Well, we don’t actually have to imagine what it would be like to live in a Star Trek-like, radically egalitarian, technologically advanced, “post-scarcity” society because we live in a Star Trek-like utopia right now, right here, in contemporary America.
How can I say that? Simple, Star Trek the Next Generation takes place 353 years in the future from 2364 to 2370. If we were to think of ourselves as living in a futuristic science-fiction society we would likewise look back 353 years in the past to 1658.

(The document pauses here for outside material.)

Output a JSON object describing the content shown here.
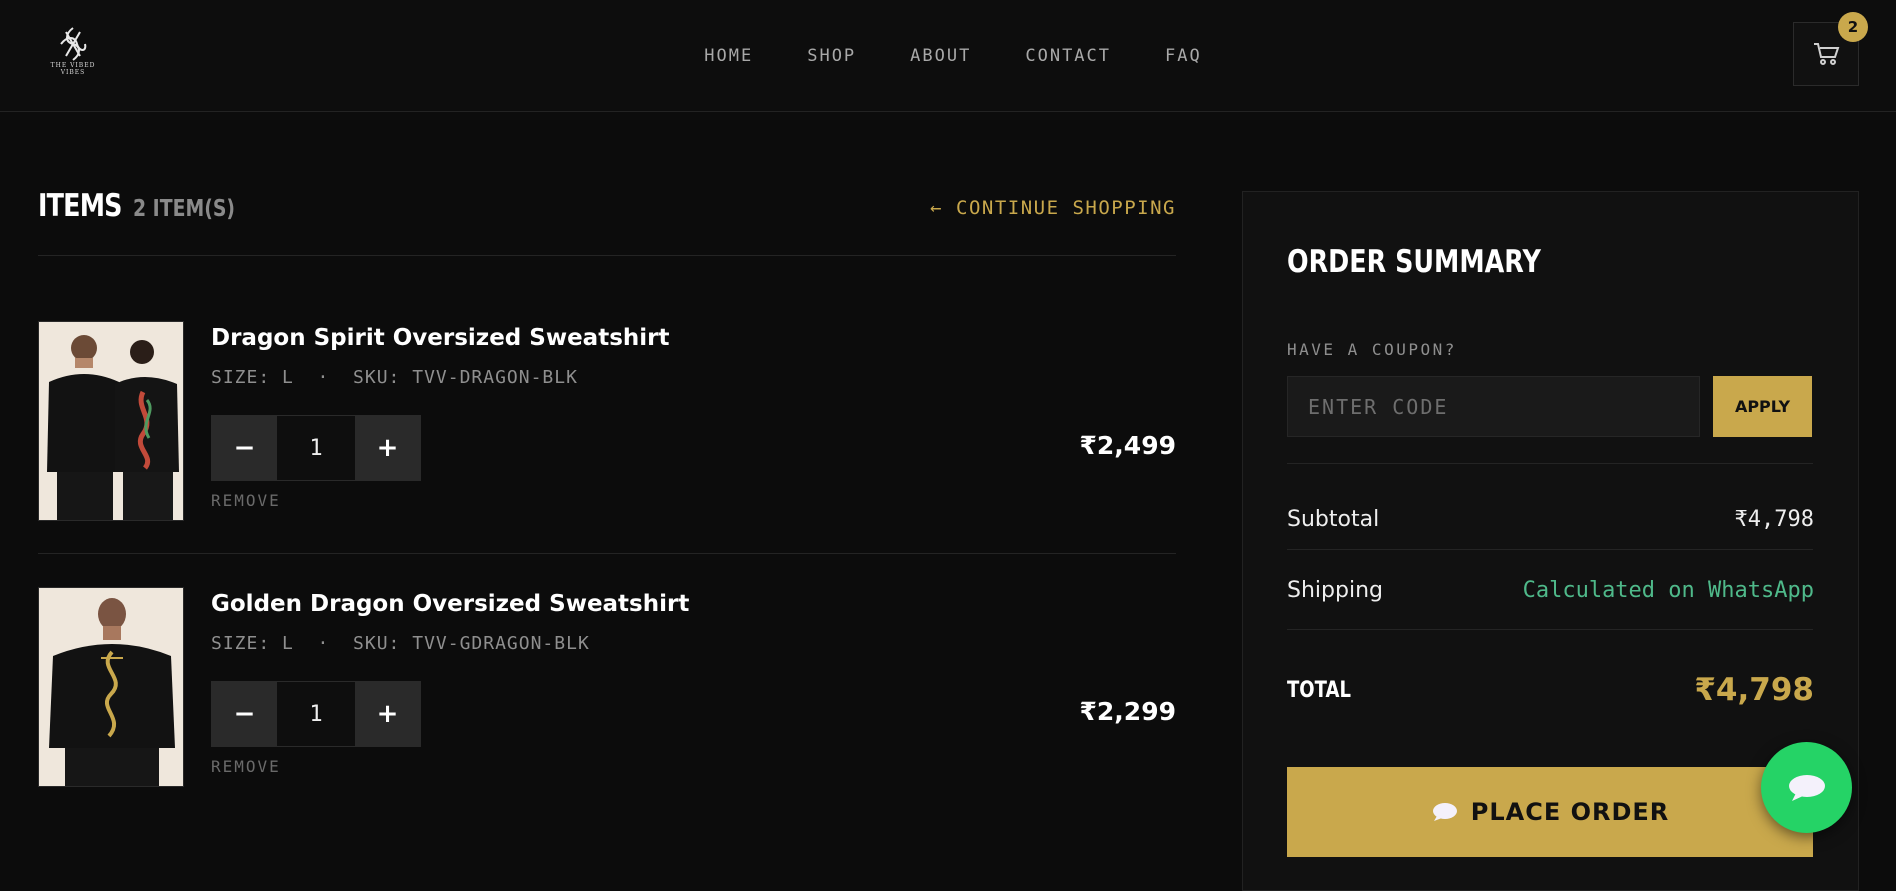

Image what modern America would look like to the people of any of the world’s major cultures back in 1658! Any novel, movie, TV or comic book set in day-to-day middle-class America would read like astounding science fiction to anyone from 1658. Our society looks even more utopian in comparison to 1658 than Star Trek world 2370 looks to us today.
I’m not just talking about all the amazing and frightening technology like nuclear power/weapons, spacecraft, cars, cell phones, computers, the Internet, etc. I’m also talking about issues of want, individual dignity and social/political equality.
Just to start, by the standards of anywhere 1658 ,contemporary America is a land completely devoid of material poverty. No one in 1658 would consider anyone in America, even a street person, to be even marginally materially poor. Poor people today in American have a material standard of living that surpasses that of even the wealthiest individual in 1658.
For example, just turning on a faucet and getting safe, clean drinking water would look as amazing to a 1658 person as a Star Trek replicator looks to us today.